Buradaki asıl konu nefsin yanlış bir yola düşüp kendisine verilen emanetleri sahiplenip, kulluk vazifesini unutarak dalalet vadilerine süluk ettiği anlatılmak istenmektedir. Nefis kendisinde bulunan bazı özellikler onun bu yanlışa düşmesine bir sebep teşkil etmektedir. Mesela zengin, kuvvetli, nüfuzlu, mevki-makam sahibi birinin en yakın olduğu tehlike takdir edersiniz ki kibir ve gurur tehlikesidir. Düz yolda yürüyen birinin yere düşmesiyle, yüksekçe bir ipte yürüyen birinin yere düşmesi arasında fark olduğu da malumdur.

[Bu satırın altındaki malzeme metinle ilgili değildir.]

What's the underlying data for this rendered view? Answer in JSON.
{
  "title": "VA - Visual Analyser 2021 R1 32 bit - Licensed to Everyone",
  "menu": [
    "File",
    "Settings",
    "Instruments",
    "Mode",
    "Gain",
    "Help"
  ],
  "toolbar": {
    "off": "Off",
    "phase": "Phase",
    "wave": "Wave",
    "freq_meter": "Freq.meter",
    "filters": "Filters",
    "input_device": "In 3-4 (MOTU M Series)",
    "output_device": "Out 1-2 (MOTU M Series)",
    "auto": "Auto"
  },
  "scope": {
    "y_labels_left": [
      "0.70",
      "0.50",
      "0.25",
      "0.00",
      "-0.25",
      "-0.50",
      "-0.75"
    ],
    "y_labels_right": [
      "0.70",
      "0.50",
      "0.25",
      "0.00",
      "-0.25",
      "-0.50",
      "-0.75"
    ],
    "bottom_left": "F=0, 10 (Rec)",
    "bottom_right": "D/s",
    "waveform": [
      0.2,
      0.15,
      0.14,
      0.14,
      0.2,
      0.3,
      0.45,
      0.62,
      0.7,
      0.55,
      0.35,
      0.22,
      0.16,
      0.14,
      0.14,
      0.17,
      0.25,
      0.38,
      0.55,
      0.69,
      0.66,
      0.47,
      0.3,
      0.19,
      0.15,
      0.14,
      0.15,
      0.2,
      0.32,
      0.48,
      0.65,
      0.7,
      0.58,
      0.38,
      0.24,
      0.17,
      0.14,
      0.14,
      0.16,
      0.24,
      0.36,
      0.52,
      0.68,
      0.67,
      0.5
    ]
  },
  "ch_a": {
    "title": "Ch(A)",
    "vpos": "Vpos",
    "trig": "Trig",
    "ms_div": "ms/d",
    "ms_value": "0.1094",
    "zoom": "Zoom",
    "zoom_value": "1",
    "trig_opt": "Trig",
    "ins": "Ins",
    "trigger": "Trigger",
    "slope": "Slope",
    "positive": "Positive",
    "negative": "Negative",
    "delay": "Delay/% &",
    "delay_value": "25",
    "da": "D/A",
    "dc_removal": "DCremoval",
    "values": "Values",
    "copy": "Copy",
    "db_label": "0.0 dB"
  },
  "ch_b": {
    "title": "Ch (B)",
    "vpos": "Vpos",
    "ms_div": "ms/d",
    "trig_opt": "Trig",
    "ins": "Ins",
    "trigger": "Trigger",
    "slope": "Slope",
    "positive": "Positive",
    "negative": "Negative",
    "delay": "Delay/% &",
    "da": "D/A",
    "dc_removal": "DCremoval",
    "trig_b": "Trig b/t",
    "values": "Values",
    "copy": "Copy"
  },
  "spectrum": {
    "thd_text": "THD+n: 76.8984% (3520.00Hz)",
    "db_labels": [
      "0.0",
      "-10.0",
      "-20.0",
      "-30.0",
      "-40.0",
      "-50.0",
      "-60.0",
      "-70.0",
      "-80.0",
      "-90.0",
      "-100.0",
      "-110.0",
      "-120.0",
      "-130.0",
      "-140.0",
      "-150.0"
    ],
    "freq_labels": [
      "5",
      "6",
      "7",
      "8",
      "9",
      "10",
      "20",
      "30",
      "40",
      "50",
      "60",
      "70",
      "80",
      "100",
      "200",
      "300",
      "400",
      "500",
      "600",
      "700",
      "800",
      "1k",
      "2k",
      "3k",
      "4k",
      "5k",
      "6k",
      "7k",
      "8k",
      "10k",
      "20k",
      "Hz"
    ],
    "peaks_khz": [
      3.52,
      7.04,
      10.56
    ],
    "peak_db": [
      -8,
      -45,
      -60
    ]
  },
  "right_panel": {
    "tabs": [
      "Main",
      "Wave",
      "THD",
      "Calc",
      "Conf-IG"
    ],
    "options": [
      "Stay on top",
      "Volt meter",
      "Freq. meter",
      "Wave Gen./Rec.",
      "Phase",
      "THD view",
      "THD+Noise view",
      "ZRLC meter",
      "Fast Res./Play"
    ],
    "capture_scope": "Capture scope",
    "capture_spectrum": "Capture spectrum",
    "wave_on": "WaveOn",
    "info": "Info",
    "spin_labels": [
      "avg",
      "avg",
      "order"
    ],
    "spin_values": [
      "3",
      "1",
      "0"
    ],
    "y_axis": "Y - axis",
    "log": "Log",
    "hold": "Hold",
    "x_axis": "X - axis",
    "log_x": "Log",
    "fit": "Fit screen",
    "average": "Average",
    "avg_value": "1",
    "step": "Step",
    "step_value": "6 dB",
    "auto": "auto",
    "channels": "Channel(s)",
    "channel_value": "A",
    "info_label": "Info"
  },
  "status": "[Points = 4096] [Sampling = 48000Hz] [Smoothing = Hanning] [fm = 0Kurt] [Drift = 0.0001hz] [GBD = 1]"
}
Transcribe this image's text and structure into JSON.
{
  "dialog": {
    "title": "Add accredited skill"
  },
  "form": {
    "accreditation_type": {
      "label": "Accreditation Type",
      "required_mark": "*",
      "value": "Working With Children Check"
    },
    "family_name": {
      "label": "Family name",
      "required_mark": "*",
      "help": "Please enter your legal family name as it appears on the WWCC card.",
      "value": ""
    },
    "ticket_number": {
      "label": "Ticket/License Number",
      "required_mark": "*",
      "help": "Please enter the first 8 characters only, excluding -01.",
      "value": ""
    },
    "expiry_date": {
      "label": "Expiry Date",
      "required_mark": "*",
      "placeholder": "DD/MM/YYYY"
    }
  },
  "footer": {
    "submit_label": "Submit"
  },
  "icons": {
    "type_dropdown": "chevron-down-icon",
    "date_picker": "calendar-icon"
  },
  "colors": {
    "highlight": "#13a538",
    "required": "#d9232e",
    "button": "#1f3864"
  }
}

Onlar ellerindeki güç, kuvvet ve zenginlikle bol bol hayır ve hasenat yapıp Allah’ın (c.c) rızasını kazanmak yerine o güçlerini, yeryüzünde fesat ve bozgunculuk çıkarmakta kullanmaktadırlar. Böylelikle onların yolu Firavunların ve Nemrudların yolu olmaya başlar. İktidar ve servetleri onları şımartarak Allah’a karşı isyan bayrağı açmaya başlarlar. Onlar Allah’ın (c.c) verdiği nimetleri unutarak “Kel En’ami Belhum Edellu Sebila” ayetinin şümulüne dahil olurlar. “Yoksa onların çoğunun gerçeğe kulak verdiğini veya akıllarını kullandıklarını mı sanıyorsun? Onlar tıpkı hayvanlar gibidir. Hatta doğru yolu seçmede hayvanlardan daha yetersizlerdir.” (25) Furkan-44)
Yine bu ayet de Firavun ve Nemrut’un yolundan gidenleri haber vermektedir. “Andolsun, onlara, size vermediğimiz imkân, kudret, iktidar, servet ve itibar vermiştik. Onlara kulaklar, gözler, akıllar ve kalpler vermiştik. Fakat kulakları, gözleri, kalpleri ve akılları onlara hiçbir fayda sağlamadı. Çünkü onlar Allah'ın âyetlerini bile bile inkâr ediyorlardı. Alay edip durdukları şeyin gücü kendilerini sarıverdi, işlerini bitirdi.” (46 Ahkaf-26)
Elbette fakir, güçsüz hiçbir nüfuzu olmayan bir adamın da düşeceği vahim tehlikeler bulunmaktadır. Mesela bu insan sürekli hayattan şikâyet edip Allah’ın verdiği nimetleri küçük ve kıymetsiz görüp kendisinden yüksekte bulunan insanlara karşı bir kıskançlık haset duygusu ile bu hayattan ızdırab duyarak haşa Allah’a karşı sitemde bulunur. Haşa Allah’a karşı zımni bir adavet beslemeye başlar. Bu fakirlik ona saadet verecekken tam tersi şakavetine sebep olur. Sabredecek yerde her daim mutsuz ve şikayetle ömrünü heba eder.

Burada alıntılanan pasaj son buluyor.